安倍晋三「いまだに戦没者のおよそ半数の遺骨は眠ったままだ。総理大臣官邸がリーダーシップをとって、なんとか遺骨帰還事業を着実に進めていきたい」――
遺骨早期収集は「総理大臣官邸がリーダーシップ」を取ろうが取らまいが、早期に完了しなければならない大切なことだが、何よりも大切なことは国家が硫黄島戦でアメリカ軍戦死者約7千弱に対してその3倍近い日本軍約2万の兵士を戦死させるに至った国家の戦争の正当性の検証であって、国家が兵士を戦士させた戦争に正当性を与え得て初めて戦死者に対して悼みの思いを伝える顕彰の正当性を得ることができるはずだ。
検証・総括の結果、国家の戦争が正当性ある戦争だったと高々と宣言できたとき、硫黄島戦に限らず、すべての戦闘の戦死者は国家の戦争の正当性を受けた正当性ある戦死との位置づけが可能となって、特に国家権力に所属する人間にとって、初めてその死を顕彰の対象とする資格を得る。
当然、硫黄島戦のみならず、沖縄戦やガダルカナル戦等々を含めて全体としての国家の戦争の正当性を検証する戦争総括にこそ、「総理大臣官邸がリーダーシップ」を取って行わなければならないことになる。

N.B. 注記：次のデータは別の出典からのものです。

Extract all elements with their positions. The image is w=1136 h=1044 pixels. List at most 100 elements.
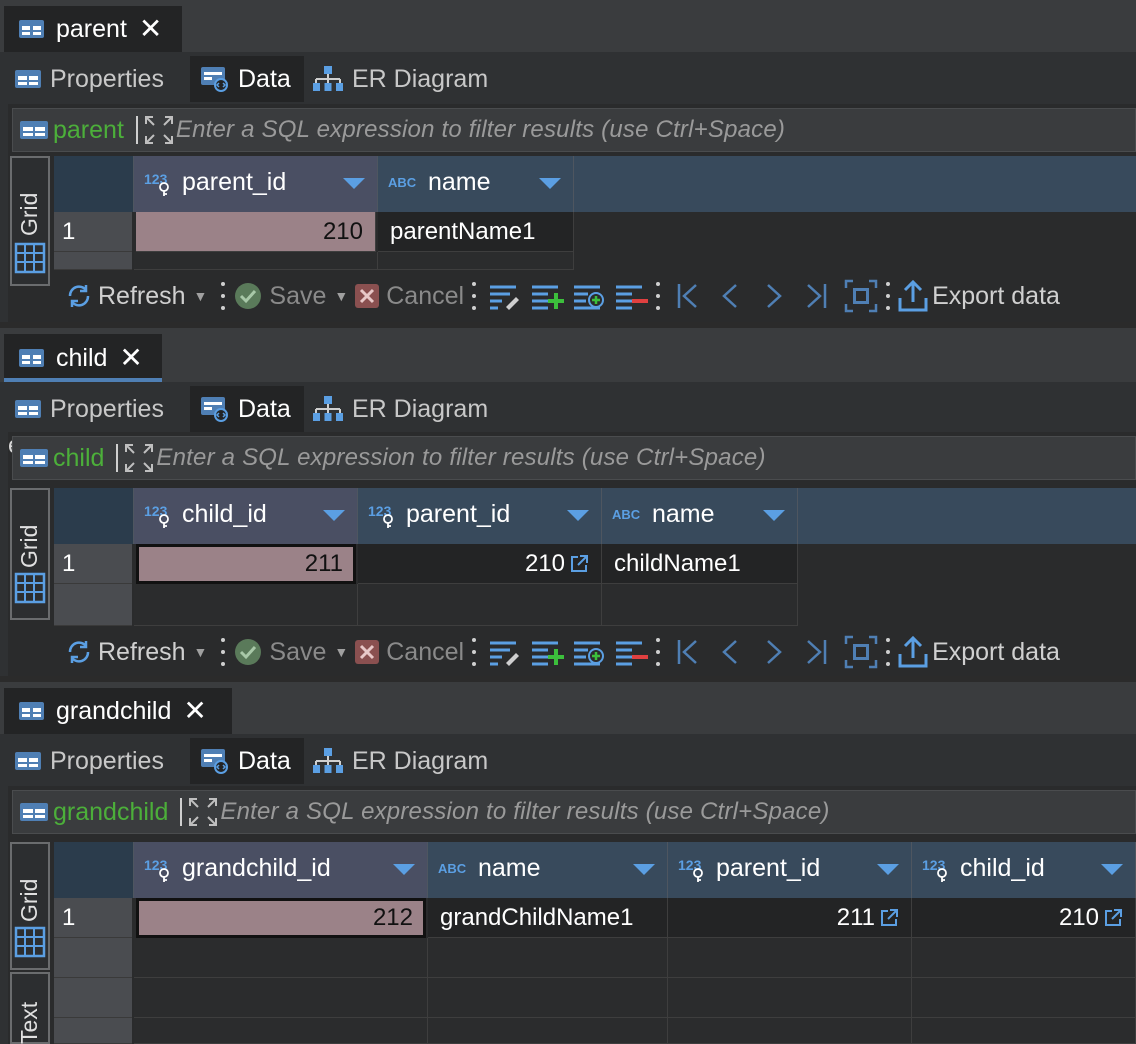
add-row-icon[interactable] — [530, 281, 565, 311]
results-area: parent Grid 123 parent_id ABC name 1 210 p… — [8, 104, 1136, 322]
tab-data[interactable]: Data — [190, 386, 304, 432]
edit-row-icon[interactable] — [488, 281, 522, 311]
external-link-icon[interactable] — [1103, 908, 1123, 928]
table-cell[interactable]: 211 — [136, 544, 356, 584]
export-data-button[interactable]: Export data — [898, 636, 1060, 668]
first-page-icon[interactable] — [674, 281, 704, 311]
cancel-button[interactable]: Cancel — [354, 282, 464, 311]
tab-er-diagram[interactable]: ER Diagram — [312, 56, 488, 102]
previous-page-icon[interactable] — [716, 281, 746, 311]
data-icon — [201, 749, 228, 774]
table-cell[interactable]: 212 — [136, 898, 426, 938]
save-dropdown-icon[interactable]: ▼ — [334, 288, 348, 304]
column-header[interactable]: ABC name — [428, 842, 668, 898]
copy-row-icon[interactable] — [572, 637, 606, 667]
expand-icon[interactable] — [124, 443, 154, 473]
expand-icon[interactable] — [188, 797, 218, 827]
sort-arrow-icon[interactable] — [393, 864, 415, 875]
next-page-icon[interactable] — [758, 637, 788, 667]
column-name: parent_id — [716, 854, 821, 882]
external-link-icon[interactable] — [879, 908, 899, 928]
sort-arrow-icon[interactable] — [763, 510, 785, 521]
sort-arrow-icon[interactable] — [1101, 864, 1123, 875]
editor-tab-parent[interactable]: parent ✕ — [4, 6, 182, 52]
refresh-button[interactable]: Refresh — [64, 282, 186, 311]
close-icon[interactable]: ✕ — [119, 344, 142, 372]
row-number[interactable]: 1 — [54, 212, 132, 252]
fetch-all-icon[interactable] — [844, 279, 878, 313]
save-dropdown-icon[interactable]: ▼ — [334, 644, 348, 660]
grid-icon[interactable] — [14, 242, 46, 274]
tab-properties[interactable]: Properties — [14, 386, 174, 432]
table-cell-fk[interactable]: 210 — [358, 544, 602, 584]
table-cell[interactable]: parentName1 — [378, 212, 574, 252]
column-header[interactable]: 123 child_id — [134, 488, 358, 544]
next-page-icon[interactable] — [758, 281, 788, 311]
text-view-tab[interactable]: Text — [10, 972, 50, 1044]
delete-row-icon[interactable] — [614, 281, 649, 311]
copy-row-icon[interactable] — [572, 281, 606, 311]
table-cell-fk[interactable]: 210 — [912, 898, 1136, 938]
save-button[interactable]: Save — [233, 281, 326, 311]
sort-arrow-icon[interactable] — [343, 178, 365, 189]
grid-icon[interactable] — [14, 572, 46, 604]
close-icon[interactable]: ✕ — [139, 15, 162, 43]
text-view-label[interactable]: Text — [16, 1002, 43, 1044]
add-row-icon[interactable] — [530, 637, 565, 667]
sort-arrow-icon[interactable] — [633, 864, 655, 875]
fetch-all-icon[interactable] — [844, 635, 878, 669]
sql-filter-input[interactable] — [220, 798, 1135, 826]
row-number[interactable]: 1 — [54, 898, 132, 938]
editor-tabbar: grandchild ✕ — [0, 682, 1136, 734]
grid-view-label[interactable]: Grid — [16, 525, 43, 568]
table-cell[interactable]: 210 — [136, 212, 376, 252]
column-header[interactable]: ABC name — [378, 156, 574, 212]
column-header[interactable]: 123 child_id — [912, 842, 1136, 898]
tab-data[interactable]: Data — [190, 56, 304, 102]
tab-data[interactable]: Data — [190, 738, 304, 784]
previous-page-icon[interactable] — [716, 637, 746, 667]
sql-filter-input[interactable] — [175, 116, 1135, 144]
editor-tabbar: child ✕ — [0, 328, 1136, 382]
save-button[interactable]: Save — [233, 637, 326, 667]
table-cell[interactable]: grandChildName1 — [428, 898, 668, 938]
editor-tab-grandchild[interactable]: grandchild ✕ — [4, 688, 232, 734]
close-icon[interactable]: ✕ — [183, 697, 206, 725]
column-header[interactable]: 123 parent_id — [134, 156, 378, 212]
edit-row-icon[interactable] — [488, 637, 522, 667]
delete-row-icon[interactable] — [614, 637, 649, 667]
cancel-button[interactable]: Cancel — [354, 638, 464, 667]
grid-view-label[interactable]: Grid — [16, 193, 43, 236]
first-page-icon[interactable] — [674, 637, 704, 667]
refresh-button[interactable]: Refresh — [64, 638, 186, 667]
column-header[interactable]: ABC name — [602, 488, 798, 544]
export-data-button[interactable]: Export data — [898, 280, 1060, 312]
column-header[interactable]: 123 parent_id — [358, 488, 602, 544]
data-icon — [201, 67, 228, 92]
sort-arrow-icon[interactable] — [539, 178, 561, 189]
table-cell-fk[interactable]: 211 — [668, 898, 912, 938]
last-page-icon[interactable] — [800, 281, 830, 311]
editor-tab-child[interactable]: child ✕ — [4, 334, 162, 382]
table-cell[interactable]: childName1 — [602, 544, 798, 584]
sql-filter-input[interactable] — [156, 444, 1135, 472]
last-page-icon[interactable] — [800, 637, 830, 667]
tab-properties[interactable]: Properties — [14, 738, 174, 784]
expand-icon[interactable] — [144, 115, 174, 145]
tab-er-diagram[interactable]: ER Diagram — [312, 738, 488, 784]
tab-er-diagram[interactable]: ER Diagram — [312, 386, 488, 432]
row-number[interactable]: 1 — [54, 544, 132, 584]
toolbar-separator — [656, 282, 661, 310]
tab-properties[interactable]: Properties — [14, 56, 174, 102]
grid-icon[interactable] — [14, 926, 46, 958]
refresh-dropdown-icon[interactable]: ▼ — [194, 644, 208, 660]
external-link-icon[interactable] — [569, 554, 589, 574]
column-header[interactable]: 123 parent_id — [668, 842, 912, 898]
cancel-icon — [355, 284, 380, 308]
sort-arrow-icon[interactable] — [323, 510, 345, 521]
column-header[interactable]: 123 grandchild_id — [134, 842, 428, 898]
refresh-dropdown-icon[interactable]: ▼ — [194, 288, 208, 304]
sort-arrow-icon[interactable] — [877, 864, 899, 875]
grid-view-label[interactable]: Grid — [16, 879, 43, 922]
sort-arrow-icon[interactable] — [567, 510, 589, 521]
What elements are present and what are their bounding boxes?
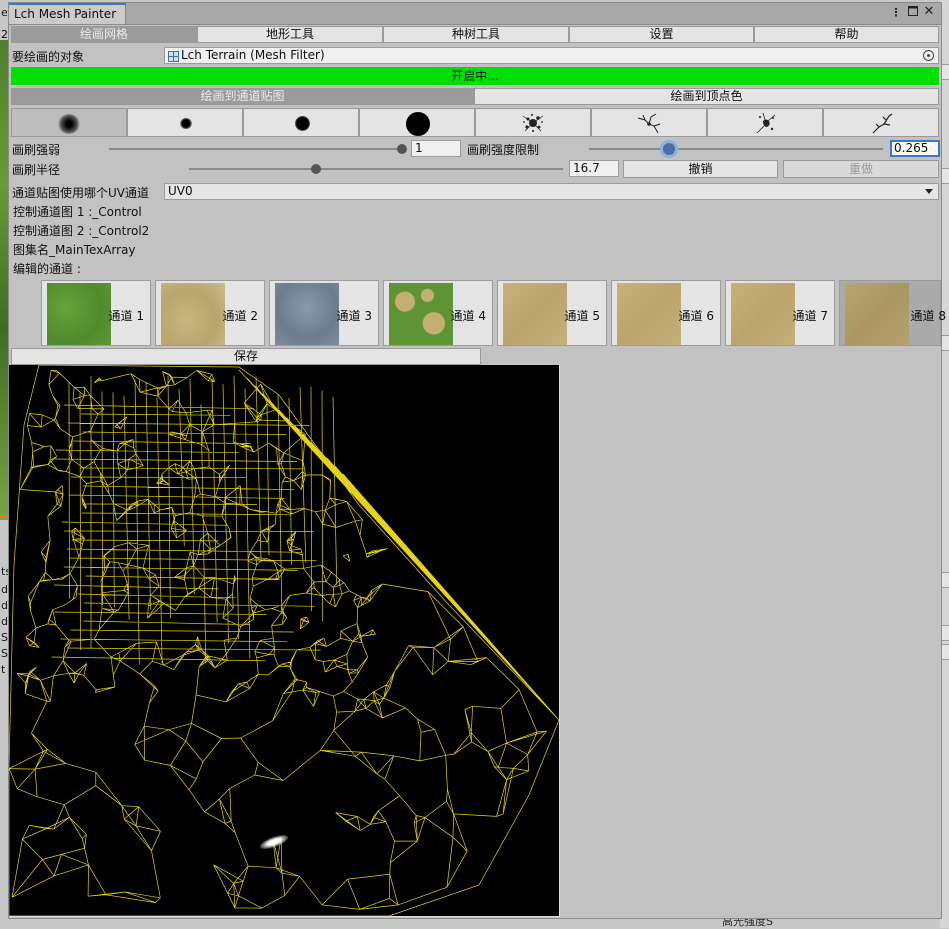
brush-strength-limit-input[interactable]: 0.265 [890,140,940,157]
background-fragment: S [1,647,8,660]
channel-button-1[interactable]: 通道 1 [41,280,151,346]
mesh-filter-icon [168,51,179,62]
wireframe-canvas [9,365,559,916]
tab-tree-tools[interactable]: 种树工具 [383,26,569,43]
background-fragment: S [1,631,8,644]
channel-label: 通道 4 [450,309,486,323]
brush-strength-limit-handle[interactable] [663,143,675,155]
save-button[interactable]: 保存 [11,348,481,365]
soft-brush-icon[interactable] [11,108,127,137]
uv-channel-value: UV0 [168,184,193,198]
close-icon[interactable]: ✕ [922,4,936,19]
channel-button-3[interactable]: 通道 3 [269,280,379,346]
branch-brush-icon[interactable] [823,108,939,137]
tab-paint-mesh[interactable]: 绘画网格 [11,26,197,43]
brush-radius-label: 画刷半径 [12,163,61,177]
channel-label: 通道 1 [108,309,144,323]
ink-brush-icon[interactable] [707,108,823,137]
crack-brush-icon[interactable] [591,108,707,137]
channel-label: 通道 6 [678,309,714,323]
channel-label: 通道 8 [910,309,946,323]
target-label: 要绘画的对象 [12,50,85,64]
object-picker-icon[interactable] [923,50,934,61]
redo-button[interactable]: 重做 [783,160,939,178]
sand-texture-thumbnail [161,283,225,345]
edit-channel-label: 编辑的通道 : [13,262,81,276]
brush-strength-label: 画刷强弱 [12,143,61,157]
brush-radius-input[interactable]: 16.7 [569,160,619,177]
sand-texture-thumbnail [731,283,795,345]
medium-dot-brush-icon[interactable] [243,108,359,137]
background-fragment: d [1,583,8,596]
window-title: Lch Mesh Painter [14,7,117,21]
tab-accent [9,3,126,5]
brush-strength-slider[interactable] [109,148,403,150]
target-object-field[interactable]: Lch Terrain (Mesh Filter) [164,47,939,64]
undo-button[interactable]: 撤销 [623,160,778,178]
brush-strength-handle[interactable] [397,144,407,154]
mesh-painter-window: Lch Mesh Painter ⋮ ✕ 绘画网格 地形工具 种树工具 设置 帮… [8,2,946,919]
grass-patches-texture-thumbnail [389,283,453,345]
channel-button-8[interactable]: 通道 8 [839,280,946,346]
tab-help[interactable]: 帮助 [754,26,939,43]
background-fragment: e [1,6,8,19]
paint-mode-tabs: 绘画到通道贴图 绘画到顶点色 [11,88,939,105]
control-map-1-info: 控制通道图 1 :_Control [13,205,142,219]
sand-texture-thumbnail [503,283,567,345]
main-toolbar: 绘画网格 地形工具 种树工具 设置 帮助 [11,26,939,43]
brush-strength-limit-slider[interactable] [589,148,883,150]
window-tab[interactable]: Lch Mesh Painter [9,3,126,24]
chevron-down-icon [925,189,933,194]
channel-label: 通道 5 [564,309,600,323]
uv-channel-label: 通道贴图使用哪个UV通道 [12,186,149,200]
channel-selector: 通道 1 通道 2 通道 3 通道 4 通道 5 通道 6 通道 7 通道 8 [41,280,946,346]
control-map-2-info: 控制通道图 2 :_Control2 [13,224,150,238]
brush-radius-slider[interactable] [189,168,563,170]
channel-button-2[interactable]: 通道 2 [155,280,265,346]
mesh-wire-lines [9,365,559,916]
channel-button-5[interactable]: 通道 5 [497,280,607,346]
channel-label: 通道 2 [222,309,258,323]
background-fragment: t [1,663,6,676]
small-dot-brush-icon[interactable] [127,108,243,137]
enable-toggle-bar[interactable]: 开启中... [11,67,939,85]
tab-paint-to-vertex-color[interactable]: 绘画到顶点色 [474,88,939,105]
large-dot-brush-icon[interactable] [359,108,475,137]
uv-wireframe-preview[interactable] [9,365,560,917]
grass-texture-thumbnail [47,283,111,345]
kebab-icon[interactable]: ⋮ [889,6,903,19]
background-fragment: 2 [1,28,8,41]
channel-label: 通道 3 [336,309,372,323]
window-tab-bar: Lch Mesh Painter ⋮ ✕ [9,3,941,25]
brush-palette [11,108,939,137]
channel-button-7[interactable]: 通道 7 [725,280,835,346]
channel-label: 通道 7 [792,309,828,323]
channel-button-6[interactable]: 通道 6 [611,280,721,346]
maximize-icon[interactable] [906,6,920,19]
rock-texture-thumbnail [275,283,339,345]
brush-strength-input[interactable]: 1 [411,140,461,157]
tab-paint-to-splatmap[interactable]: 绘画到通道贴图 [11,88,474,105]
channel-button-4[interactable]: 通道 4 [383,280,493,346]
background-fragment: d [1,615,8,628]
splatter-brush-icon[interactable] [475,108,591,137]
sand-texture-thumbnail [845,283,909,345]
tab-terrain-tools[interactable]: 地形工具 [197,26,383,43]
texture-array-info: 图集名_MainTexArray [13,243,136,257]
background-fragment: d [1,599,8,612]
sand-texture-thumbnail [617,283,681,345]
brush-radius-handle[interactable] [311,164,321,174]
tab-settings[interactable]: 设置 [569,26,754,43]
target-object-value: Lch Terrain (Mesh Filter) [181,48,325,62]
brush-strength-limit-label: 画刷强度限制 [467,143,540,157]
uv-channel-dropdown[interactable]: UV0 [164,183,939,200]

このことを逆説するなら、正当性の答を出さずに「戦場に散った方々に思いをいたす」とか、「悲痛の思いが胸に迫るのを禁じえない」とか言うことは、その言葉自体の正当性も失うはずだ。
もし国家の戦争に正当性を与えることができなかったなら、顕彰の対象とするのではなく、国家の戦争によって犠牲となった犠牲者として、安倍晋三は謝罪の対象としなければならない。
戦死者の家族・近親者にしても、「戦場に散った」という文脈ではなく、国家の犠牲にされたという文脈での追悼に変わるはずだ。
確かに戦場に駆り出された兵士は「祖国の安寧を祈願し、遠く離れた家族を案じつつ」苦しい戦争を戦い、家族を残し兄弟姉妹を残し、その生命を散らしていっただろうが、だが、安倍晋三がそのように言う言葉は戦死者が正当性ある国家の戦争を戦った言葉であって、国家の戦争の正当性を問う検証・総括をしないままのそのような国家の戦争の正当化は歴史のゴマ化しそのものであろう。
戦前、内閣総理大臣直轄の研究所として組織された総力戦研究所が昭昭和16年(1941年)7月12日、日米戦争を想定した第1回総力戦机上演習(シミュレーション)を、日米国力比較・戦力比較等の様々なデーターとソ連参戦等の予測可能性を駆使して行った結果、日米開戦前の時点で“日本必敗”の予測結果を出していたいうことは4月9日の当ブログ記事――《日本維新の会党綱領の「日本を孤立と軽蔑の対象に貶め」云々の憲法観の筋違いな責任転嫁 - 『ニッポン情報解読』by手代木恕之》に書いた。
内閣総理大臣直轄の研究所が勝てないと予測したにも関わらず、国力が20倍近くも格差のあるアメリカに戦争を仕掛けていって、旧厚生省統計によると、日中戦争の発生から敗戦までの日本人の戦没者数は軍人、軍属等約230万人、外地の一般邦人約30万人、空襲等による国内の災死没者約50万人、合計約310万人もの死者を出し、国を破壊した国家の戦争に安倍晋三は検証・総括の結果、どのような正当性を与えようとしているのだろうか。
それとも以後も国家の戦争を検証・総括せずに、さも正当性ある国家の戦争であったかのように装って戦死者を悼み続ける歴史のゴマ化しを押し通そうとするのだろうか。
尤も後者がふさわしい安倍晋三の人格とは言うことができる。